Du compost pour le Kenya
Manuel Mathis se souvient encore du cours de géographie humaine qui l'a tant marqué à l'école secondaire. Son professeur lui a expliqué que des millions de personnes se couchent chaque soir le ventre vide, en partie à cause de l'érosion et de la diminution de la fertilité des sols qu'elles utilisent pour leurs cultures. C'est à ce moment- là que Manuel Mathis a pris la résolution de suivre un cursus qui contribuerait à lutter contre la faim et la pauvreté. En 2015, il s'est inscrit à l'ETH Zurich et s'est lancé dans un programme de diplôme en sciences agricoles. Il a été bombardé d'énormes quantités de théorie sur les systèmes sol-plante, et pourtant il aspirait à passer plus de temps à creuser dans le sol pour acquérir une expérience pratique. C'est ce qui l'a conduit à accepter un emploi, parallèlement à ses études, dans une usine de compostage à Fehraltdorf en octobre 2020. «L'expérience pratique que j'y ai acquise m'a bien servi», déclare cet étudiant de 25 ans lors d'un appel Zoom, fin septembre. Assis dans le salon de son appartement du centre de Nairobi, il a l'air plutôt mal en point. Il s'avère qu'il est en train de combattre une nouvelle série de vilains microbes dans l'estomac. «C'est une conséquence naturelle du travail ici», explique-t-il. «Je suis très proche de toutes sortes de virus et de bactéries inconnus!»
Un départ chaotique
Depuis le mois de mai, Manuel Mathis travaille dans l'usine de compostage gérée par la société privée de recyclage TakaTaka Solutions, à Nairobi, la capitale du Kenya. Chaque jour, il saute dans une Nissan Estate blanche et se rend en 20 minutes de son appartement au site de 8000 mètres carrés situé dans la banlieue de la ville. Lorsque l'idée lui est venue d'effectuer son stage de maîtrise à l'usine, Manuel Mathis avait simplement prévu d'installer un petit laboratoire pour aider les ouvrières et ouvriers à contrôler le pH, la teneur en ammonium et en nitrates du compost - des indicateurs clés de la qualité du compost. Mais les choses se sont déroulées différemment: «Lorsque je suis arrivé, c'était le chaos total», raconte Manuel Mathis. «Toute l'usine débordait de déchets organiques frais; les matières premières s'empilaient partout au lieu d'être transformées en compost!» Il a ensuite découvert que la plupart des travailleuses et travailleurs avaient récemment été licenciés pour vol, et que le directeur de longue date de l'usine était parti en vacances, épuisé par la charge de travail incessante.
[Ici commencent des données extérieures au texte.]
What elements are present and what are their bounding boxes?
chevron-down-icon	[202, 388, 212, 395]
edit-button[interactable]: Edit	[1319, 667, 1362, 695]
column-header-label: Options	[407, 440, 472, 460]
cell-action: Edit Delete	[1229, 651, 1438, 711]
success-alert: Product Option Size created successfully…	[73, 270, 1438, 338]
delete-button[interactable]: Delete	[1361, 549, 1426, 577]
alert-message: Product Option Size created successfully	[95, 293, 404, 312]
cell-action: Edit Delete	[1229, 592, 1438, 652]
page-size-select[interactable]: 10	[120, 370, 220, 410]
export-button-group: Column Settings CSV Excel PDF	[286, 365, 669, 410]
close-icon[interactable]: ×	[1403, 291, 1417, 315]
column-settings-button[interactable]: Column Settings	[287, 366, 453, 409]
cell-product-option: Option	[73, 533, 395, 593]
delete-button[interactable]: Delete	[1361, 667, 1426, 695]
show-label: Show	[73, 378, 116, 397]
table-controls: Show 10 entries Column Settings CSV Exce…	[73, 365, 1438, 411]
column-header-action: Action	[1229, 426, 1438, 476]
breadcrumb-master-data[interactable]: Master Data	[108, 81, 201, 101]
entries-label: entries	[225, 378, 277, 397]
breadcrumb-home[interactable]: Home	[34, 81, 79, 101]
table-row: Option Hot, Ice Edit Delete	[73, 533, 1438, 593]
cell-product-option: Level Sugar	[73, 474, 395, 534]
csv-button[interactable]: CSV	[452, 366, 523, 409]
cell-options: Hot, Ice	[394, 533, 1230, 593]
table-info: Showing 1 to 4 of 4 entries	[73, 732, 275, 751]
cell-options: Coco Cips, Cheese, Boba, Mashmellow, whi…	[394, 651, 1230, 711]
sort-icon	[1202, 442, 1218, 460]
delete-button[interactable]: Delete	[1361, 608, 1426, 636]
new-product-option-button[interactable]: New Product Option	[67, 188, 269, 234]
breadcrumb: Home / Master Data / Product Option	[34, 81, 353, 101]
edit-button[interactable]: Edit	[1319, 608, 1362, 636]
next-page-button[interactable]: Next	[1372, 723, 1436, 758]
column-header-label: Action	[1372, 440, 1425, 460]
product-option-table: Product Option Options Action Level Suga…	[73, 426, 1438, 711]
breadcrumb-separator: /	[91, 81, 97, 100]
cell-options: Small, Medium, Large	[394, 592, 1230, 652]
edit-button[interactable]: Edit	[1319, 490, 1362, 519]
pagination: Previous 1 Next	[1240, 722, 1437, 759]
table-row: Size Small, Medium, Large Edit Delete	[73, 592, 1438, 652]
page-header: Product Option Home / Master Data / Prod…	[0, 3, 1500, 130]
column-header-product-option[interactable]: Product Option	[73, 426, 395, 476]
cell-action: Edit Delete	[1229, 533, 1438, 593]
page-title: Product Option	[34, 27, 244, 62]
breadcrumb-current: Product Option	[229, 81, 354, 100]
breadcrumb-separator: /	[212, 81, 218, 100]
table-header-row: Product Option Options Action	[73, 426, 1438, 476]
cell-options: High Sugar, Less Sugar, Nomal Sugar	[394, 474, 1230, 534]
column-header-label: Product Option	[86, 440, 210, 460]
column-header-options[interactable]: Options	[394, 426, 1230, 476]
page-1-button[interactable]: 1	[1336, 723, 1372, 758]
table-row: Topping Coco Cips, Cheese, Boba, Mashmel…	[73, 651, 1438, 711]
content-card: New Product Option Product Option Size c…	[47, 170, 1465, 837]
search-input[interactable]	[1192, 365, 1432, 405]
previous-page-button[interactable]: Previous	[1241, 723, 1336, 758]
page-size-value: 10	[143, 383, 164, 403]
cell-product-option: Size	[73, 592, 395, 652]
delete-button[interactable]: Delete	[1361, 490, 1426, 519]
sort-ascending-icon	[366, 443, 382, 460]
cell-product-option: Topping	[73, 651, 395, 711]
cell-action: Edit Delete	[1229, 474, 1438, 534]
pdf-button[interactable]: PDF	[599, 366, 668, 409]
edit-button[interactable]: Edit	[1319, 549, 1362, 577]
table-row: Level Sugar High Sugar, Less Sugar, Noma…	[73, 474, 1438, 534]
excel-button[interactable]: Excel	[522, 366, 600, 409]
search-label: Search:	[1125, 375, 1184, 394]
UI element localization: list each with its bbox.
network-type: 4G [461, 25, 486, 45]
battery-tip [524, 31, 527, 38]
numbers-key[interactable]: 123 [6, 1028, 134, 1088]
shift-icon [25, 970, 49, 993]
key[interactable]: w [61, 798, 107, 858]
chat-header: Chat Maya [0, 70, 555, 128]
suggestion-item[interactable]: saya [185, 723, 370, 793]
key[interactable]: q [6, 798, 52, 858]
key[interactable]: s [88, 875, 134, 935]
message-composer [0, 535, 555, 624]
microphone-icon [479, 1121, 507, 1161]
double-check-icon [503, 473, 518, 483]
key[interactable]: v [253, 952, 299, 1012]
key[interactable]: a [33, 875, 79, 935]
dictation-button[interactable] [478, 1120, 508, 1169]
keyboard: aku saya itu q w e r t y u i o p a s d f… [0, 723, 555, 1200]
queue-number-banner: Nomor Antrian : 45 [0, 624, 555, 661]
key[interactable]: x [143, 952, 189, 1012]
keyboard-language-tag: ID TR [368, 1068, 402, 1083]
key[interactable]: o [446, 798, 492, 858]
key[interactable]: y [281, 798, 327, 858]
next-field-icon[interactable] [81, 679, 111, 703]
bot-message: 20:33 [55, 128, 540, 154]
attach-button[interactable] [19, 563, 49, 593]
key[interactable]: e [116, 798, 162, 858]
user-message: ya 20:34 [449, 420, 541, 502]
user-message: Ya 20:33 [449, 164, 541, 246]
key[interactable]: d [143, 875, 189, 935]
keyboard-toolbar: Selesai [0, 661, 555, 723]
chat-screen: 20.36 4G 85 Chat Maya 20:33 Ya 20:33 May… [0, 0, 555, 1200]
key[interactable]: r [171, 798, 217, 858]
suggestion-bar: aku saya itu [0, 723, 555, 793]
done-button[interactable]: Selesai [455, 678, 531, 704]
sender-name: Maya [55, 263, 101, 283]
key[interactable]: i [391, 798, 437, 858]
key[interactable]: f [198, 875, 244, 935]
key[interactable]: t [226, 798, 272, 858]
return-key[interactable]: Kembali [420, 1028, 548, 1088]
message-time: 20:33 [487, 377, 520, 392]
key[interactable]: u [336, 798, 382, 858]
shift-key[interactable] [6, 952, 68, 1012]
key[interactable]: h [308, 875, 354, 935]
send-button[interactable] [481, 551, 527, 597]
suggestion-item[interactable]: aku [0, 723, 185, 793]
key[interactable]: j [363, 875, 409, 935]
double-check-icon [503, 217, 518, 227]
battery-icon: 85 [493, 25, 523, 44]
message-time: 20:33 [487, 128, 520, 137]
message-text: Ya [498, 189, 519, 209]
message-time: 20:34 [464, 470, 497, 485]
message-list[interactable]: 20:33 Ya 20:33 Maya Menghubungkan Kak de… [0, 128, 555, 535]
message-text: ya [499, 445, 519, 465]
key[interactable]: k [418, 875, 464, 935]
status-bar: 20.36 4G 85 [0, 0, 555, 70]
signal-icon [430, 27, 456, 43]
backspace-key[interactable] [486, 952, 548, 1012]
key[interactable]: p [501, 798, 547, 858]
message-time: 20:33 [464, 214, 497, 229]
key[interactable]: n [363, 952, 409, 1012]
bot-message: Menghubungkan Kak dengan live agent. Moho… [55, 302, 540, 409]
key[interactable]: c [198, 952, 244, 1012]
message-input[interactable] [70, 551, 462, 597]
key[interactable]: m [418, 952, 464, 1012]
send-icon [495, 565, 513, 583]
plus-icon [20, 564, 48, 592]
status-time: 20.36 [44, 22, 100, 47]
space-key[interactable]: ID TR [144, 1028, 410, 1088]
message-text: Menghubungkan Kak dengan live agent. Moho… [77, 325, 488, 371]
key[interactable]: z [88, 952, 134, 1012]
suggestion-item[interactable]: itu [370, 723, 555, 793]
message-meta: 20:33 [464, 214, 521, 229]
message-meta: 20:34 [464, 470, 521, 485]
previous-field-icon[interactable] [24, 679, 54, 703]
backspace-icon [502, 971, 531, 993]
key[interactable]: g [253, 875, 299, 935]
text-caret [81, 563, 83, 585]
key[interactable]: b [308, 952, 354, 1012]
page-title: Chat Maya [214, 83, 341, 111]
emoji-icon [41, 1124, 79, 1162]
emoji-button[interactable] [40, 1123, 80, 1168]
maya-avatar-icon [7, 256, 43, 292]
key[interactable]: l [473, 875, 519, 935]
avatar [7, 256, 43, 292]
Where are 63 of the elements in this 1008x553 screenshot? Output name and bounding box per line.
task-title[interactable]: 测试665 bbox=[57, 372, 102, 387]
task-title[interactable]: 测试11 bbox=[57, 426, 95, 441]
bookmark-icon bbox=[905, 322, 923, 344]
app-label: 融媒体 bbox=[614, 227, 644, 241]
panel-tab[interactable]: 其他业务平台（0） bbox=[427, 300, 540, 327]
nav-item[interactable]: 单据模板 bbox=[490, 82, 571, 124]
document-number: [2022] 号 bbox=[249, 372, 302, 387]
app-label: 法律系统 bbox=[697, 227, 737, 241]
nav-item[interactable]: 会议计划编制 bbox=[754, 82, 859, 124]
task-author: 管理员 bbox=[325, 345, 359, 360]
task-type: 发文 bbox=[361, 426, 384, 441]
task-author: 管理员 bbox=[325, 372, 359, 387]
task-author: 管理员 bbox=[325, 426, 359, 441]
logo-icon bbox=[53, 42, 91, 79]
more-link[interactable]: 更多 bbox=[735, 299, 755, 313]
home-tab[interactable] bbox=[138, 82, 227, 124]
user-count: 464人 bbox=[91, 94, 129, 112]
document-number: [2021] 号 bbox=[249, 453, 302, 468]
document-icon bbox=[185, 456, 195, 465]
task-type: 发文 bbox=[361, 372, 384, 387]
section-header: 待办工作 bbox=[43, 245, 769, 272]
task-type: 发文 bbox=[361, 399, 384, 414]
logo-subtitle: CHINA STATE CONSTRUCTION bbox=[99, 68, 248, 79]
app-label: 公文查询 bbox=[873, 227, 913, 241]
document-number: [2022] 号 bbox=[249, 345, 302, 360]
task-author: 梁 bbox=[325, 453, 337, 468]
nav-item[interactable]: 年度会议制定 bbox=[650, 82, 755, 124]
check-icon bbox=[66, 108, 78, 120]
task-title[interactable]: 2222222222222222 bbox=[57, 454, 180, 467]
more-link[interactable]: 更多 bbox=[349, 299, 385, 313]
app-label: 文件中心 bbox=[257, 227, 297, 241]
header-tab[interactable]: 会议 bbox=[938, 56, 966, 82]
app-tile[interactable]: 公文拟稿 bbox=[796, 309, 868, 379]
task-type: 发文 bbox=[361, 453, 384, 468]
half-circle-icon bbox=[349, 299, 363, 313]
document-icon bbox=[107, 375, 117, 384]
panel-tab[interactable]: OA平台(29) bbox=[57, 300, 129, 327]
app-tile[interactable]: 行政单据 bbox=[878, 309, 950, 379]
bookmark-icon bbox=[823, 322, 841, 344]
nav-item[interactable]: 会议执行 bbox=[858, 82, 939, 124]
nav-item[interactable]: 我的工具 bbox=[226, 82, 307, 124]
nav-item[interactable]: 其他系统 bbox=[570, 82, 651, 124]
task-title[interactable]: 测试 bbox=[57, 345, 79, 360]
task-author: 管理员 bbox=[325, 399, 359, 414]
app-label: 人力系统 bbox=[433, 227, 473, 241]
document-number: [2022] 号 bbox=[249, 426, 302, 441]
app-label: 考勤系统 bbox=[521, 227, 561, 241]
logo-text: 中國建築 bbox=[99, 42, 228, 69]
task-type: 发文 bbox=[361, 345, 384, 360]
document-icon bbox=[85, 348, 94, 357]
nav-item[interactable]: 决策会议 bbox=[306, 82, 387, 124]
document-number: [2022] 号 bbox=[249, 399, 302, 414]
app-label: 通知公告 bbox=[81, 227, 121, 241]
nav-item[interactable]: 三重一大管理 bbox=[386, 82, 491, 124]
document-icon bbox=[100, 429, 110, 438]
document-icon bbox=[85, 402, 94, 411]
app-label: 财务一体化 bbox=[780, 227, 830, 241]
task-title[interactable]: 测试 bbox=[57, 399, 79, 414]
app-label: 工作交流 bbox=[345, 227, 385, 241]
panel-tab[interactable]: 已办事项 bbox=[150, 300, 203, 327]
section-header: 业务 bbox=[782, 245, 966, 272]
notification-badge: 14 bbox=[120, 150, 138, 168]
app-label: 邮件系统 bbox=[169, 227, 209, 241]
Il ne reste que deux ouvrières et ouvriers inexpérimentés et un conducteur de tracteur, qui connaît assez bien le site, mais qui passe le plus clair de son temps à réparer les roues du seul tracteur disponible, qui tombent constamment en panne. «Tout le monde évitait la zone à cause de la terrible odeur», raconte Manuel Mathis.
Après avoir surmonté son choc initial, l'étudiant a fait le point sur la situation. Il a rapidement identifié que les deux principaux problèmes étaient la rentabilité et l'infrastructure. La qualité du compost était si médiocre que ses anciens acheteurs - dont la plupart étaient de grands fournisseurs agricoles - avaient tourné le dos à l'entreprise après avoir vu les résultats de leurs propres analyses de laboratoire. En l'absence d'acheteurs pour le compost décomposé, ou humus, celui-ci ne faisait que s'empiler sur le site et l'entreprise n'était plus rentable. Manuel Mathis a contacté le fondateur de l'entreprise - un diplômé en philosophie avec un passeport allemand qui avait grandi à Nairobi - et l'a persuadé de commander un nouveau tracteur en Chine et d'acheter de nouvelles roues pour l'ancien. Ce n'est qu'alors qu'ils et elles ont pu déplacer les énormes piles de déchets et les aligner en longues rangées de 1,5 mètre de haut où le processus de décomposition contrôlée pouvait commencer. Le propriétaire a également accepté d'investir dans un nouveau tamis pour accélérer le processus de tamisage et éliminer le goulot d'étranglement.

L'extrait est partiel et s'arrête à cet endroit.